EUROPE – The Association for Financial Markets in Europe (AFME) has argued that the European Commission underestimated the "severe" impact of the financial transaction tax (FTT) on pension funds.

In a report compiled by consultancy Oxera, the AFME takes issue with a number of the European Commission's assumptions on the controversial tax.  

Brussels, in its assessment of policy options and the impact of the tax, concluded the FTT would have "a rather limited impact" on pension funds.

According to the AFME, however, the FTT would have a "relatively severe impact" on actively managed pension funds,

The association went on to warn that the tax's drawbacks could accumulate "significantly" over time.

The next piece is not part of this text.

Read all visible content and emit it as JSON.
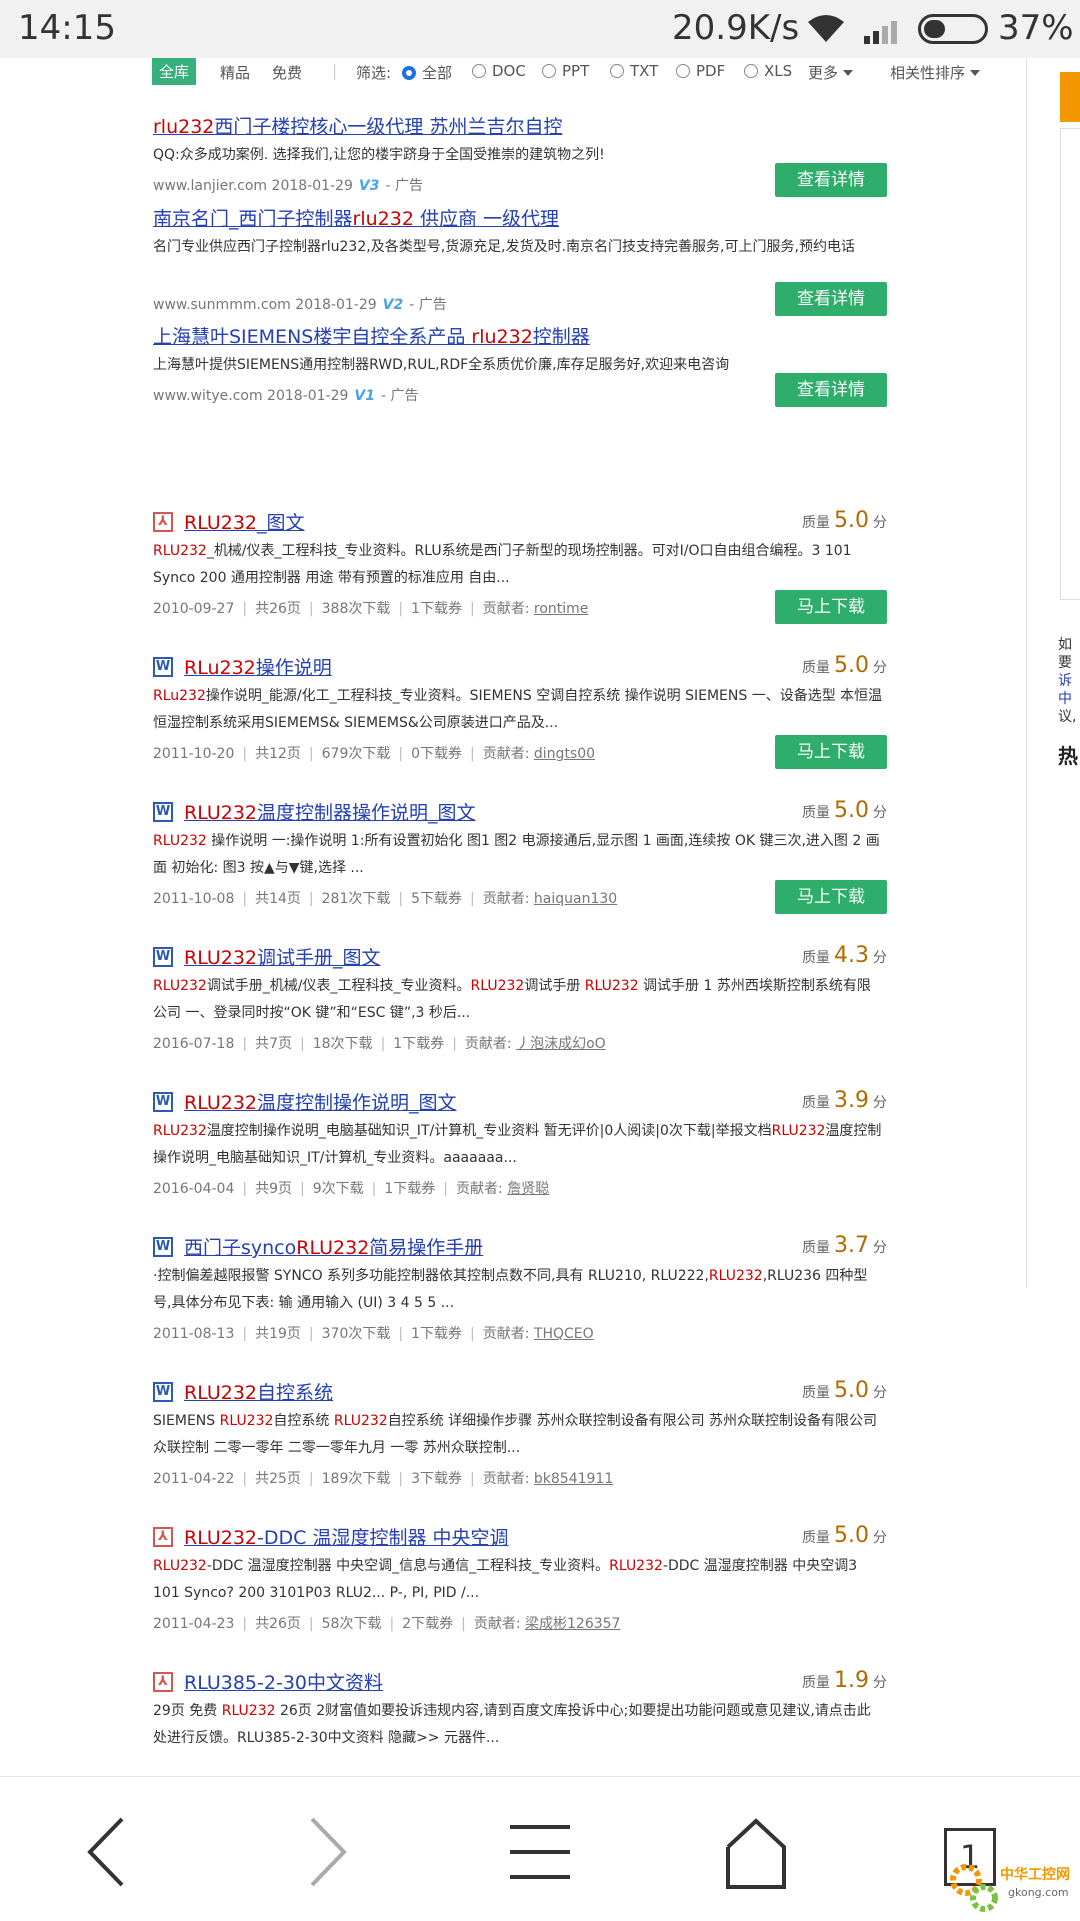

"The Commission assesses the impact of the tax on two illustrative pension funds – one passive and one active in terms of trading," it said.

"It finds a very small impact on the passive fund and a substantial impact on the active fund, reducing the final pension by nearly 8%."

For the AFME, the Commission's outcome on the "rather limited impact" on passively managed schemes is due to "assumed mitigating actions", such as reducing trading activities, not using repurchase (repo) activities and reducing derivative contracts.

The association also rejected the Commission's assertion that pension funds stood to benefit from the reduction of activities by financial intermediaries through lower transaction costs

"This is contrary to the evidence that lower liquidity increases transaction costs," it said.

The AFME dismissed the idea that taxing private pension funds would increase savers' confidence, particularly with regard to actively managed funds.

"Ultimately, any FTT is a tax on the end-users of financial instruments, which includes pension funds," it said.

"Any changes in pension fund activities in response to the FTT will bring new costs, which have not been considered by the Commission."

Finally, the AFME pointed out the risk of pension funds shifting into untaxed investments, sometimes to the detriment of pensioners.

"The Commission's analysis suggests pension funds should adopt buy-and-hold strategies, and identifies that the tax would favour such strategies over more active asset management," it said.

"However, the picture is more complex than this. Pension funds have other options, which would reduce or avoid the FTT as well, such as investing in foreign funds (outside the FTT zone), private equity and commercial property. These alternatives, and their associated risks, have not been considered."

The AFME called on the Commission to weigh a range of different pension products in different EU countries, as well as explore alternative strategies that pension funds may adopt, and "the costs and risks" associated with these alternatives.